Friday, November 07, 2008

Jesus, History, and a Drive to School: A Post-Election Meditation

Jesus said, “My kingdom is not of this world . . .” (John 18:36).

The ride to school takes about twenty minutes on a good day. Just long enough for me to try and do some on-the-fly teaching to my two pupils in the back seat. I knew they wouldn’t engage my civics lesson for twenty minutes so I had to get right to it.

It was the morning after we had elected our nation’s first African-American President. My kids had done a mock election at school, but did they understand the significance of what was happening in the country? This is huge. Obama’s election is profoundly significant for all Americans regardless of how we voted on Tuesday.

So I told them a story, a story I’ve told here before. I told them about my buddy in second grade, the kid I most enjoyed at recess time – a black kid. This was the late 60s in Camden, South Carolina. I told them about how my teacher had phoned my parents to express her concern over my recess association, suggesting that perhaps I needed to widen my circle of friends. I remember it well.

I wanted my kids to hear how significant Tuesday was because when I was in second grade, Tuesday would have never been dreamed of – at least not by my school teacher.
History was being made, and we were watching it.

The apostle Paul wrote that Jesus came “in the fullness of time.” That phrase gets at the far reaching historical significance of Jesus’ ministry. Jesus came to change the world. God is sovereign over history, and Jesus had a keen awareness of what God was doing and how people needed to respond. “The Kingdom is at hand.” That’s they way Jesus put it.

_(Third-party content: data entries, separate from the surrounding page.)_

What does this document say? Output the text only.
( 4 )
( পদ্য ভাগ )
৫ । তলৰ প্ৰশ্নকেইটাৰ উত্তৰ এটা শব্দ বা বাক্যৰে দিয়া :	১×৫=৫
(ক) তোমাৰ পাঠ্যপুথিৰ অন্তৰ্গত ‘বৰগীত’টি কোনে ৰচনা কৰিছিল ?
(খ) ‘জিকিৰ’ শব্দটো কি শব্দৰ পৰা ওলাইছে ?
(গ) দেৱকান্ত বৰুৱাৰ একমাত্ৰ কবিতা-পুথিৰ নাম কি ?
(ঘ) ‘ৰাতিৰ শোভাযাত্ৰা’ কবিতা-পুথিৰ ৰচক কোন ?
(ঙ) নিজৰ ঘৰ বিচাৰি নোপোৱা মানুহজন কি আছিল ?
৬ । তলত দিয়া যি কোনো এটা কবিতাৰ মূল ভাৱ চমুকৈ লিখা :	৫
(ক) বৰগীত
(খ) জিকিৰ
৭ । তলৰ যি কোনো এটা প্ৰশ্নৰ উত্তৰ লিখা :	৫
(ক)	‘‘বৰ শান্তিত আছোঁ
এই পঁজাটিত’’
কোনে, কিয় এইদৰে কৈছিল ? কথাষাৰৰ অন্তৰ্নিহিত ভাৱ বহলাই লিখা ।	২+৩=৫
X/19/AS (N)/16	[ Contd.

What ought to grab our attention is the way Jesus went about defining the times and calling people to participate in the movement of history. Jesus was surrounded by others who were trying to do the same thing; define the times, shape the lives of people and nations. Jesus was not alone in his task – but his method was singular.*

Herod’s legacy was alive and well in Jesus’ day. Herod shaped people by force and manipulation. He didn’t participate in history, he made history. The way of Herod was the way of raw power used to reach goals determined by Herod himself. His way was harsh, but it got things done.

Jesus was no doubt aware of the example of Ciaphas the High Priest. Here was a religious man who was skilled at adapting secular methods for spiritual purposes. This makes sense and has wide appeal today. Watch what works in the culture and then do the same thing in the place of worship with a little God sprinkled on it.

Jesus also lived with an awareness of the Essenes. These were the spiritually elite among the Jews, seriously devout persons who responded to their times by withdrawal and seclusion. They were totally focused on God, waiting on God to act in history. They removed themselves from the worldly culture so that they could give adequate attention to the Holy.

Jesus had plenty of role models for impacting the world – and he rejected all of them. How then did Jesus bring heaven to earth? How did he live in the Kingdom he proclaimed? He did simple things that you and I can do right now. He lived in the intimacies of a small community, he prayed, he worshiped, he loved people, he engaged them in conversation, and he told them stories about God that intersected their own stories.

And he says to us, “Follow me.” We are invited to do what Jesus did. The Jesus way is the same now as it was eight years ago, as it was two-thousand years ago. It’ll be the same in January. That hasn’t changed. And we can live that way right now.

Prayer:
Show us how to walk as you walked, Lord Jesus. Go with us through the details of this day so that our ways and your ways will be the same. Teach us to follow you, we pray. Amen.

(Again, I am indebted to Eugene Peterson’s The Jesus Way, pp. 193-242.)